As for the mass-specs, they were operated using very similar acquisition methods (find three differences):
| Parameter | Q Exactive HF | Q Exactive HF-X |
|---|---|---|
| Run time | 44 min | 44 min |
| MS1 resolution | 120,000 | 120,000 |
| MS1 AGC target | 3×106 | 3×106 |
| MS1 max IT | 50 ms | 50 ms |
| Scan range | 380 - 1650 Th | 380 - 1650 Th |
| MS2 resolution | 45,000 | 45,000 |
| MS2 AGC target | 1×105 | 1×105 |
| MS2 max IT | 96 ms | 96 ms |
| Loop count | 15 | 15 |
| Fixed first mass | 100 Th | 100 Th |
| Isolation window | 1.2 Th | 1.2 Th |
Comparison of the results
Ok, since its not a scientific paper, let’s cut the crap and look at what is happening. If you look at number of peptides identified, you get into deep depression. It does look like HF-X produces way more PSMs.
I was extremely surprised by these results. There shouldn’t be such a dramatic difference, given that we tend to load a lot of material on the column. Lets try to investigate what is going on here. First, let’s take a look at base peak chromatogram for fraction #4 on each instruments.
Base peak chromatograms
Nearly two orders of magnitude difference in BPC intensity. That doesn’t seem right at all.

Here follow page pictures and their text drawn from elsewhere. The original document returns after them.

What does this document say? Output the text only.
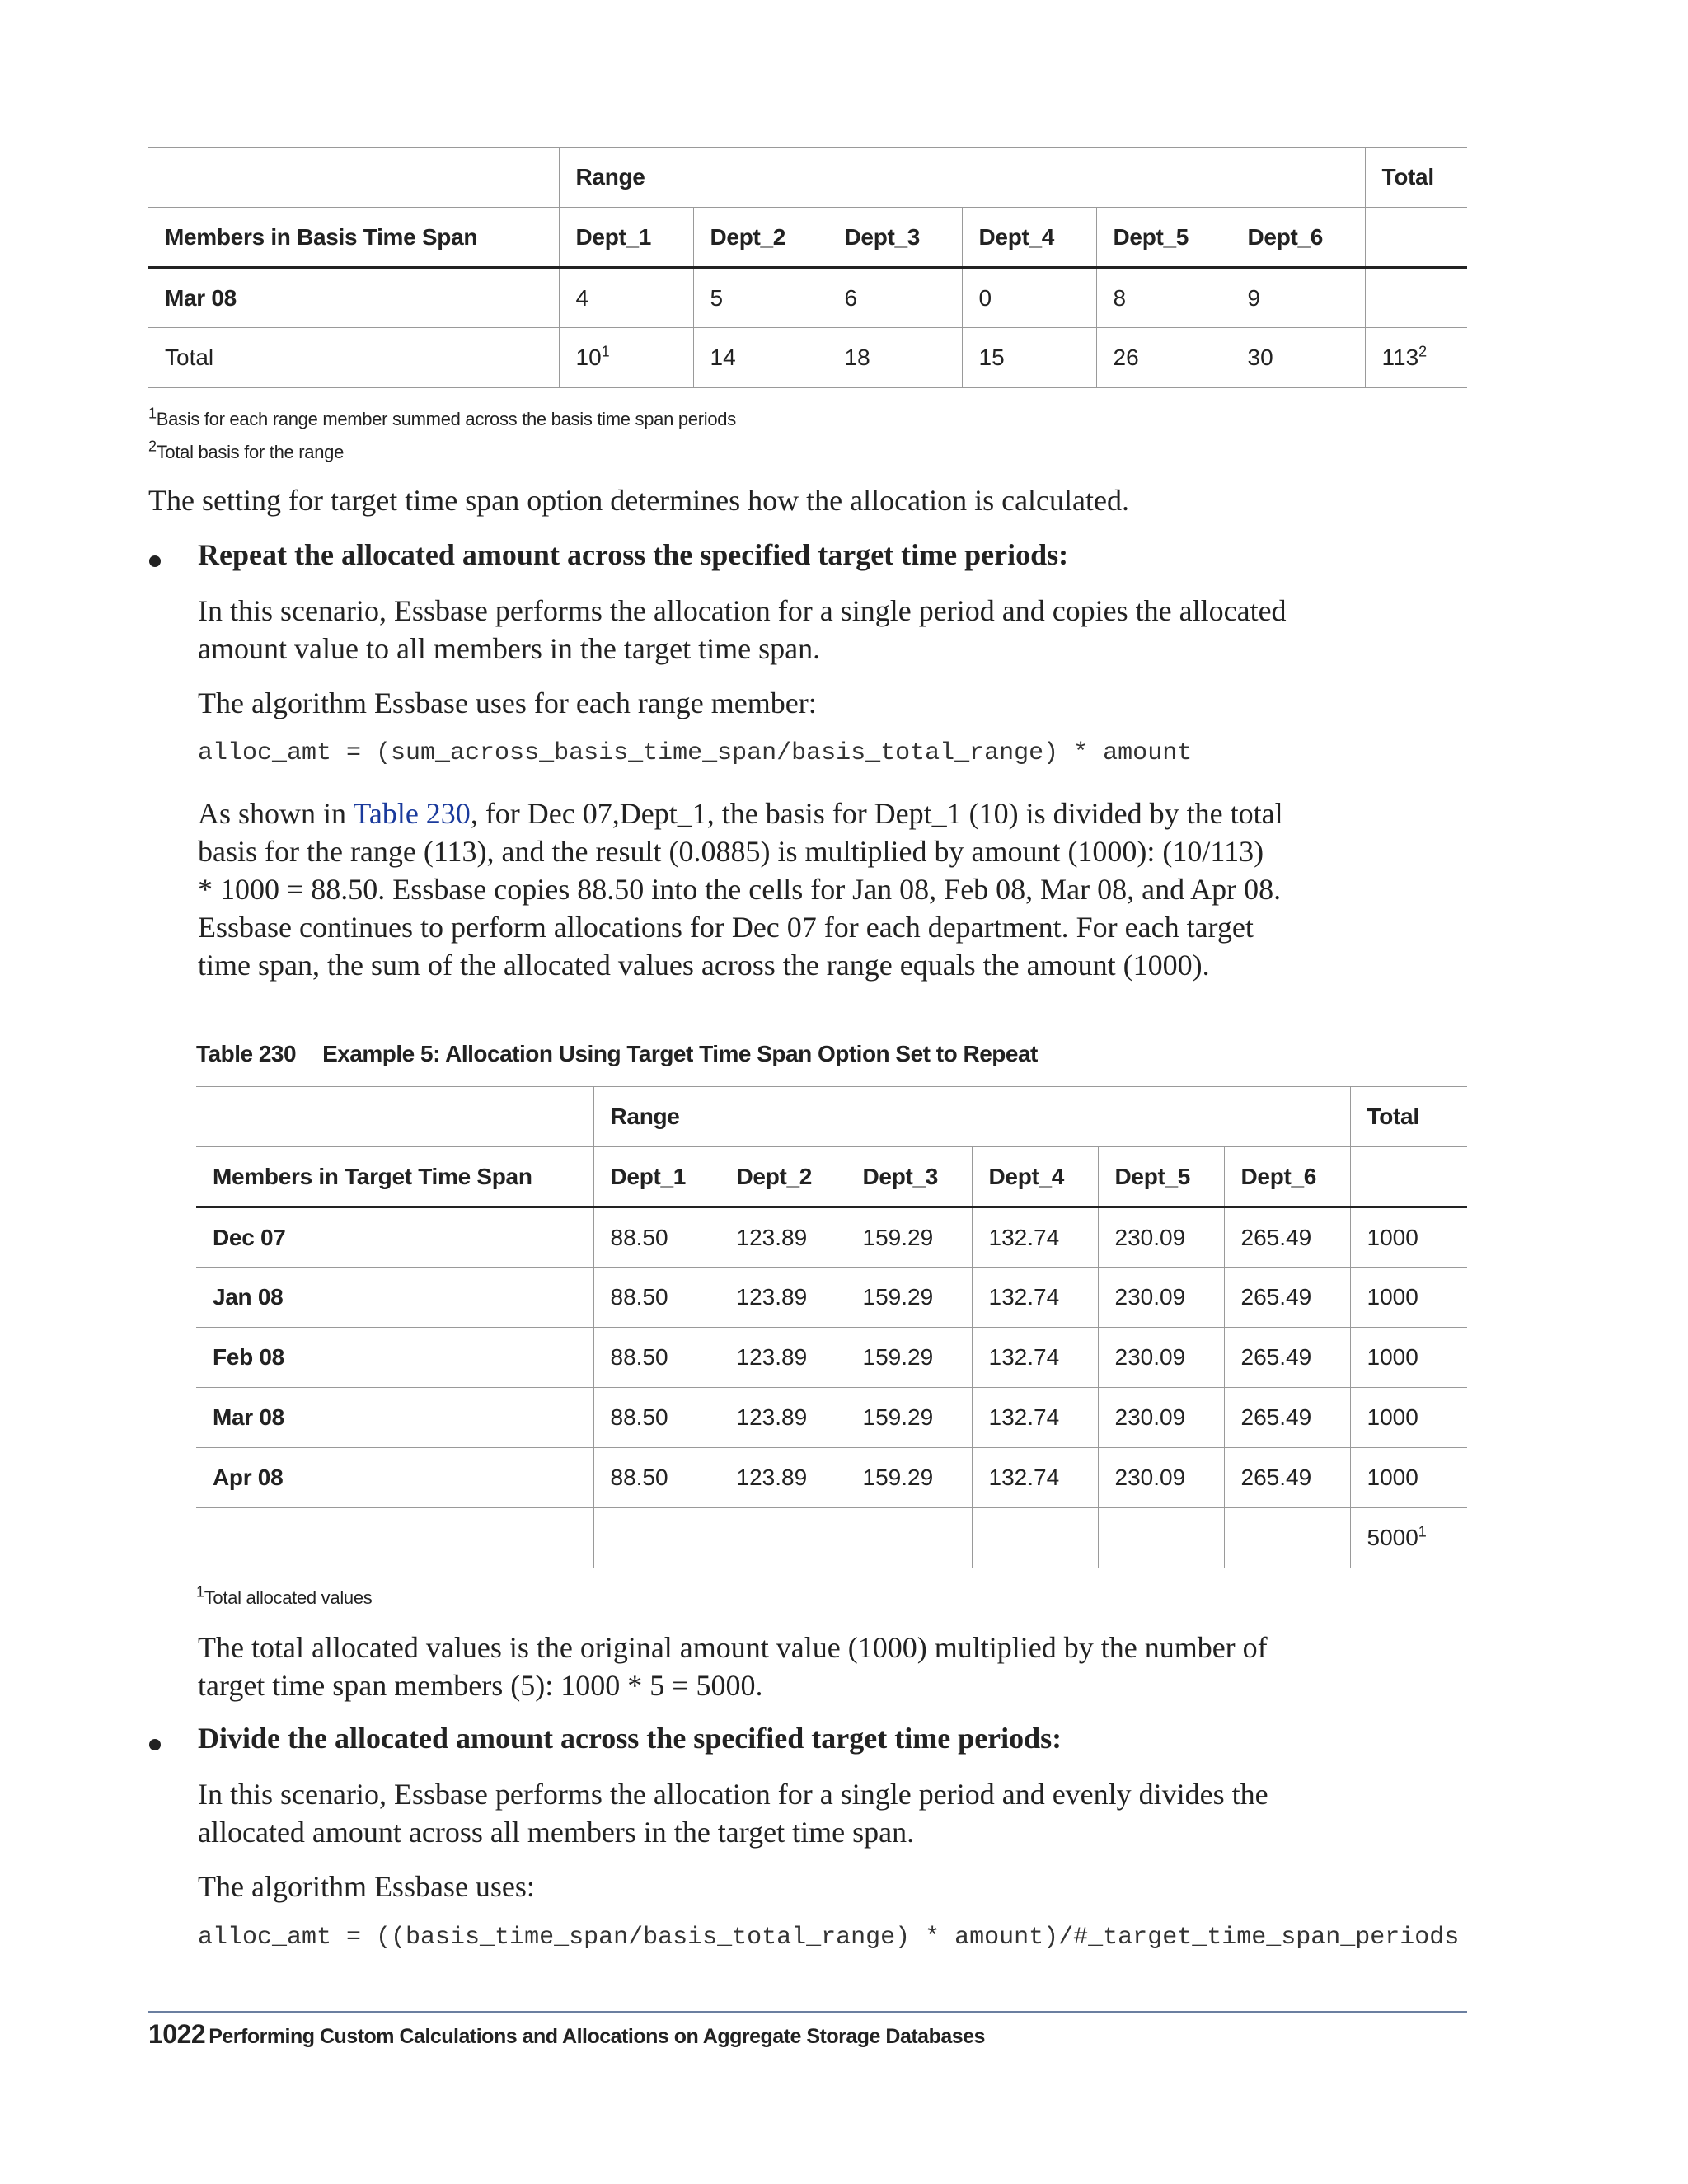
	Range						Total
Members in Basis Time Span	Dept_1	Dept_2	Dept_3	Dept_4	Dept_5	Dept_6	
Mar 08	4	5	6	0	8	9	
Total	$10^1$	14	18	15	26	30	$113^2$
$^1$Basis for each range member summed across the basis time span periods
$^2$Total basis for the range
The setting for target time span option determines how the allocation is calculated.
Repeat the allocated amount across the specified target time periods:
In this scenario, Essbase performs the allocation for a single period and copies the allocated
amount value to all members in the target time span.
The algorithm Essbase uses for each range member:
alloc_amt = (sum_across_basis_time_span/basis_total_range) * amount
As shown in Table 230, for Dec 07,Dept_1, the basis for Dept_1 (10) is divided by the total
basis for the range (113), and the result (0.0885) is multiplied by amount (1000): (10/113)
* 1000 = 88.50. Essbase copies 88.50 into the cells for Jan 08, Feb 08, Mar 08, and Apr 08.
Essbase continues to perform allocations for Dec 07 for each department. For each target
time span, the sum of the allocated values across the range equals the amount (1000).
Table 230 Example 5: Allocation Using Target Time Span Option Set to Repeat
	Range						Total
Members in Target Time Span	Dept_1	Dept_2	Dept_3	Dept_4	Dept_5	Dept_6	
Dec 07	88.50	123.89	159.29	132.74	230.09	265.49	1000
Jan 08	88.50	123.89	159.29	132.74	230.09	265.49	1000
Feb 08	88.50	123.89	159.29	132.74	230.09	265.49	1000
Mar 08	88.50	123.89	159.29	132.74	230.09	265.49	1000
Apr 08	88.50	123.89	159.29	132.74	230.09	265.49	1000
							5000$^1$
$^1$Total allocated values
The total allocated values is the original amount value (1000) multiplied by the number of
target time span members (5): 1000 * 5 = 5000.
Divide the allocated amount across the specified target time periods:
In this scenario, Essbase performs the allocation for a single period and evenly divides the
allocated amount across all members in the target time span.
The algorithm Essbase uses:
alloc_amt = ((basis_time_span/basis_total_range) * amount)/#_target_time_span_periods
1022 Performing Custom Calculations and Allocations on Aggregate Storage Databases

How about real acquisition speed?
To remind ourselves, transient time at the resolution of 45,000 is equal to 96ms.
Scan speed
We can see expected difference in scan speed for two instruments - around 100ms per scan for HF and a it longer (~135 ms) for HF. However, somehow HF managed to get nearly two times less spectra compared to HF. This is insane!
Ok, intensity is low, number of IDs is low, less spectra than expected. Maybe it is dirty quad on HF? Let’s run Isolation Transmission Endurance Test and see:
No way, its 1.02, Carl!
Conclusion
Terrible performance of our Q Exactive HF, service ticket created.
Evaluation to be continued when Q Exactive HF is restored to normal state.